27 Nisan, 2024, Cumartesi
DOLAR32.455
EURO34.829
ALTIN2438.9
Mustafa BARDAK

Mustafa BARDAK

Mail: [email protected]

“Kırmızı başlıklı Kız”

Köşe yazımın başlığını okuduğunuzda yine neyi anlatacağımı meraksamış olmalısınız. Meraksamasanız da olur! Çünkü, bu güne kadar insanlarımız son yıllarda olaylar üzerinde ‘duyarlı olmayı’ unutur olmaya başladı. Duyarlı olmayı bir kenara bırakalım, ‘biat etme’ anlayışı topraklar üzerinde yağmur suyu gibi akarak dağılmaya başlar oldu.

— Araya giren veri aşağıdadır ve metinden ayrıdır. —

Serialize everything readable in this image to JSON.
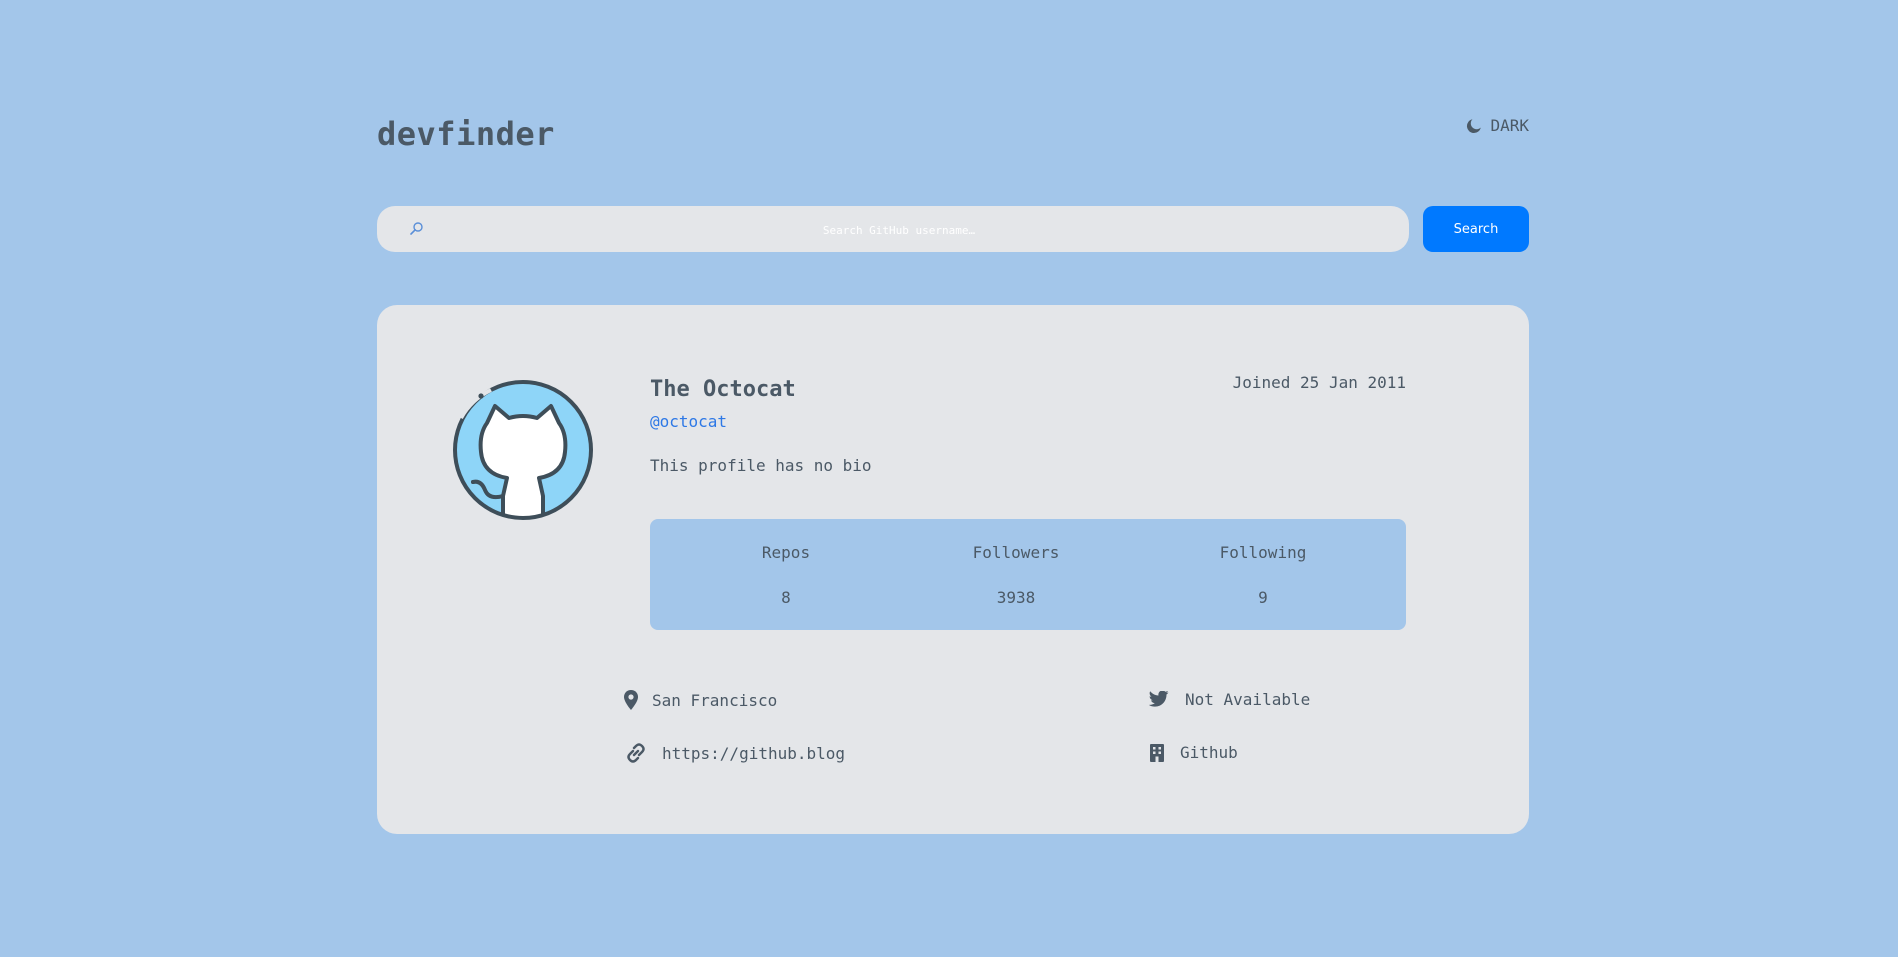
{
  "header": {
    "logo": "devfinder",
    "theme_toggle_label": "DARK"
  },
  "search": {
    "placeholder": "Search GitHub username…",
    "button_label": "Search"
  },
  "profile": {
    "name": "The Octocat",
    "login": "@octocat",
    "joined": "Joined 25 Jan 2011",
    "bio": "This profile has no bio",
    "stats": [
      {
        "label": "Repos",
        "value": "8"
      },
      {
        "label": "Followers",
        "value": "3938"
      },
      {
        "label": "Following",
        "value": "9"
      }
    ],
    "location": "San Francisco",
    "twitter": "Not Available",
    "blog": "https://github.blog",
    "company": "Github"
  },
  "icons": {
    "search": "search-icon",
    "theme": "moon-icon",
    "location": "map-pin-icon",
    "twitter": "twitter-icon",
    "blog": "link-icon",
    "company": "building-icon"
  },
  "colors": {
    "background": "#a3c6ea",
    "card": "#e4e6e9",
    "accent": "#0079ff",
    "login": "#2d78e6",
    "text": "#4b5966"
  }
}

Kolay yolu seçmenin adına ‘iş’, yine kolayca yaşamanın adına ‘biat etme’, beraberce oturup, kafa kafaya verilerek gelişebilmek, yerleşebilmek ve sözsahibi olabilmenin adına da ‘desteklemek veya katkıda bulunmak’ olarak değerlendirme yapılırken, aslında ‘birbirlerini kullanabilme eylemi’ olduğunu aradan geçen yılların ardından, konuşulan sözlerin ‘otopsi’lerinin incelemesinden farklı olayların yorumlanmasına doğru insanı düşünmeye sevkedebiliyor.

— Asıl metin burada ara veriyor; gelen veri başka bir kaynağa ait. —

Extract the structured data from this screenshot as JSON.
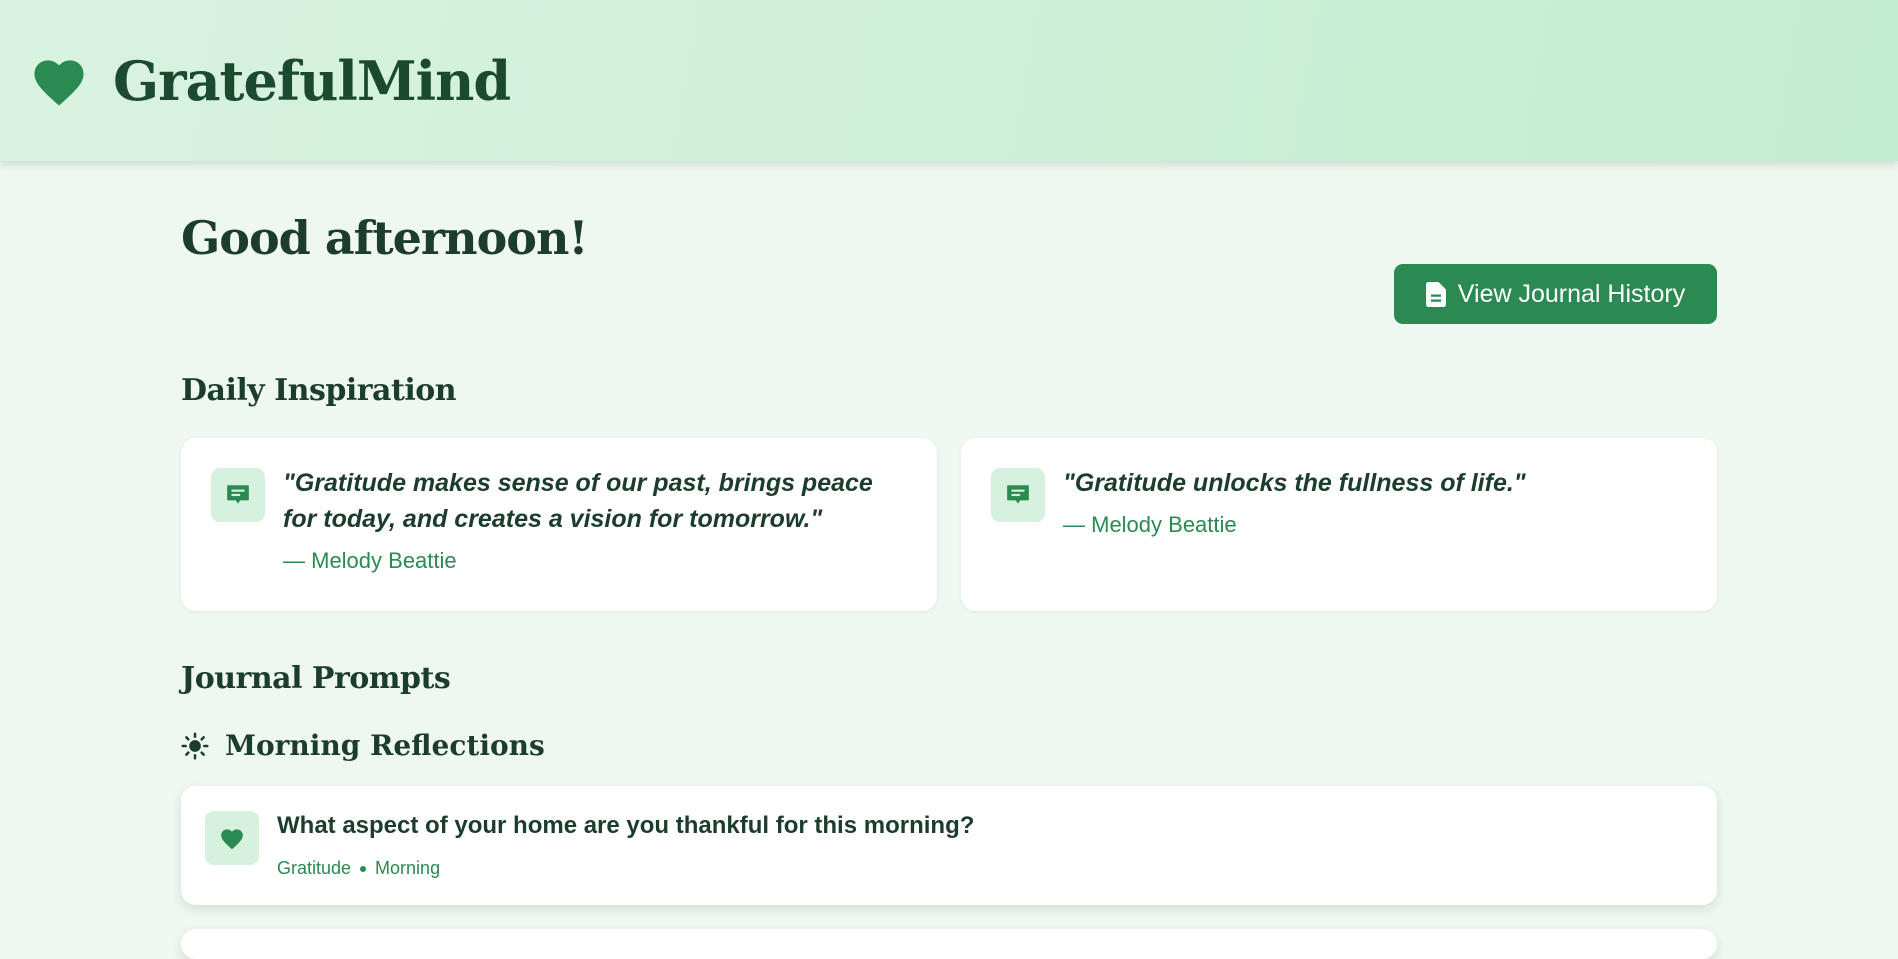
{
  "app": {
    "name": "GratefulMind",
    "logo_icon": "heart-icon"
  },
  "greeting": "Good afternoon!",
  "actions": {
    "history_label": "View Journal History",
    "history_icon": "document-icon"
  },
  "inspiration": {
    "title": "Daily Inspiration",
    "quotes": [
      {
        "text": "\"Gratitude makes sense of our past, brings peace for today, and creates a vision for tomorrow.\"",
        "author": "— Melody Beattie",
        "icon": "message-icon"
      },
      {
        "text": "\"Gratitude unlocks the fullness of life.\"",
        "author": "— Melody Beattie",
        "icon": "message-icon"
      }
    ]
  },
  "prompts": {
    "title": "Journal Prompts",
    "categories": [
      {
        "label": "Morning Reflections",
        "icon": "sun-icon",
        "items": [
          {
            "text": "What aspect of your home are you thankful for this morning?",
            "tags": [
              "Gratitude",
              "Morning"
            ],
            "icon": "heart-icon"
          }
        ]
      }
    ]
  },
  "colors": {
    "accent": "#2b8a51",
    "text": "#1c3d2c",
    "background": "#eef7f0",
    "header_bg": "#c4ecd0",
    "icon_bg": "#d6f1dd"
  }
}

Aile ortamında On yılın üzerinde beraber yaşadıktan sonra, boşanan eşler arasında çevresindeki insanlar çeşitli yorumlar yaparlar. Bazıları kadını, bazıları da erkeği savunur veya eleştirir.

Kadın ve erkek, yeri geldiğinde kendisine nedenleri sorulduğunda, keseri kendinden yana yontmak suretiyle anlatır. İnandırır veya inandırmaz ama çevresindeki insanlara anlatma görevini yerine getirir.

Ayrılıklar sadece aile içindeki eşler arasında olmadığını düşünerek, işyeri ortaklığını aklımıza getirelim. Böylesi bir durumda da yine her iki işyeri ortağının yıllar sonrasında ‘neyi paylaşamayıp ta’ ayrıldıkları çevresinde tartışma ve merak konusu haline gelir.

Siyasi yaşamda üyelikten delege olmaya, delegelikten yönetimlerin bir yerlerine girebilmeye, buradan da ileriye giderek yerel ve genel de bir yerlere aday olmaya doğru süreçte farklı uğraş içerisinde unutulmayacak olaylar yaşanır.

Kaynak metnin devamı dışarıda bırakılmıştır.